Legal finance means companies need not leave money on the table
Clients often fail to pursue recoveries due to cost concerns. Legal finance means clients need not leave money on the table: The finance provider assumes the cost and downside risk of pursuing claims, so that clients can maximize recoveries without risking the company’s capital.
Legal finance helps clients manage legal cost and risk with certainty
Even if clients have ample budget for pursuing recoveries, they may choose not to do so, given the uncertainty inherent in litigation and arbitration. Legal finance removes that unpredictability: It allows legal departments to reduce or cap legal spend and better control the timing of spend even though it’s nearly impossible to control the timing of the underlying litigation.
Clients are monetizing legal assets
Clients can also choose to monetize outstanding matters on a non-recourse basis in order to realize the cash from an anticipated recovery on an accelerated timetable, rather than trying to predict the timing and outcome of the litigation. Monetization allows companies to use the value of a litigation asset to unlock third-party capital that can be put to work by the company for a broad business purpose.

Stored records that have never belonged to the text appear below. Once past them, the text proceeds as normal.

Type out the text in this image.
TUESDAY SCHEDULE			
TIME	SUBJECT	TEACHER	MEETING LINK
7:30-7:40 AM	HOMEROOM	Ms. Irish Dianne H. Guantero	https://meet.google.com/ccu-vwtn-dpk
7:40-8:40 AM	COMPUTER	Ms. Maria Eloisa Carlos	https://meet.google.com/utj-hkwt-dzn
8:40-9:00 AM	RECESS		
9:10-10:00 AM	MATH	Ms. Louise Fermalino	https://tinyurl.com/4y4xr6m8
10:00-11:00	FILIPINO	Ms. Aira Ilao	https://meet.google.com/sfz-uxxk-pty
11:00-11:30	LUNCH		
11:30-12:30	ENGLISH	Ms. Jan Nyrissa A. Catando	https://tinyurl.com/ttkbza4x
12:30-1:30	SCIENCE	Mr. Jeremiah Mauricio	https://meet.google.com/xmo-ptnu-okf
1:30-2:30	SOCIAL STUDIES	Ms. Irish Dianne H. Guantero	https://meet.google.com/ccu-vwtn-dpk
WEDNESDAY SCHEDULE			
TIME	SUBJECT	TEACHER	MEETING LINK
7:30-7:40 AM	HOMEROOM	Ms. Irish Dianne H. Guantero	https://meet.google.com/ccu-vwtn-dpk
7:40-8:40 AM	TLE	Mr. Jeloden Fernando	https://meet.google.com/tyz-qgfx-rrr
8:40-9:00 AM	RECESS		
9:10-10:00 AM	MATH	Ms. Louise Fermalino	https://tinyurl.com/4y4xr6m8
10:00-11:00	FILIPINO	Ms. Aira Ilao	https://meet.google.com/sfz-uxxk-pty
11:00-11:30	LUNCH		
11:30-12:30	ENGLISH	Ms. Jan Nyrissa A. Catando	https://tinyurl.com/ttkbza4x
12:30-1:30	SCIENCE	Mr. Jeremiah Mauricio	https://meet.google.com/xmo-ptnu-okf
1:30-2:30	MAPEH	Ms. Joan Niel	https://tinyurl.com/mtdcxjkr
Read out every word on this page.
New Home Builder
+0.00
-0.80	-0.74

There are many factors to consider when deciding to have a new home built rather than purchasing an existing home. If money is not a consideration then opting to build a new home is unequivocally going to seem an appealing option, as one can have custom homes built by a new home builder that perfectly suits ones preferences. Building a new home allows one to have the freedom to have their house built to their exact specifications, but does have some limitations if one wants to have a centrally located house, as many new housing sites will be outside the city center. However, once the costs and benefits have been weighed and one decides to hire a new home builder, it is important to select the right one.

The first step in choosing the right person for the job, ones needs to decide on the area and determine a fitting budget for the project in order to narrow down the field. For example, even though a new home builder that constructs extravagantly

Companies can use legal finance to drive innovation across the legal department
Clients can use legal finance on a portfolio basis to offset the cost of defense-side litigation by bundling plaintiff and defense matters together, using the value of affirmative claims to finance to cost of litigating claims across the portfolio. Litigation often represents the largest portion of legal departments’ expense lines, so the potential to drive innovation is significant.
#3. Why does finding the right legal finance provider matter?
Given the high stakes and potentially years-long duration of commercial disputes, clients need to know that choosing the right legal finance provider is about much more than discussing the economic terms—and law firms should be extremely careful about assessing all factors when recommending a finance provider. Specific factors to consider include:
- Proof that the finance provider can meet the client’s financial needs: Because capital is often invested over time, clients must undertake financial due diligence on the funder to ensure it will have capital available when needed to meet its investment commitments— and that the fund’s structure will not drive a funder to seek an early exit from an investment to meet investor demands.
- Portfolio size and diversification: The size and diversification of the finance provider’s other investments should be considered. A small portfolio with only a handful of investments or over-concentration of capital in any one area makes the finance provider an inherently riskier partner.
- Ability to conduct investment diligence in-house: Law firms and clients should be cautious about finance providers that outsource their diligence process. First, outside lawyers looking at matters on a one-off basis cannot match the expertise of lawyers who review litigations for investment every day. Second, outside counsel review slows down the diligence process—and exposes clients’ matters to potential law firm competitors.
- Value-add: Although Burford is a passive investor, we provide feedback on investment throughout the underwriting process and as we monitor the matters in our investment portfolio. Some finance providers treat this as merely perfunctory and transactional. Burford’s team offers a value-add that many of our clients and law firms actively seek.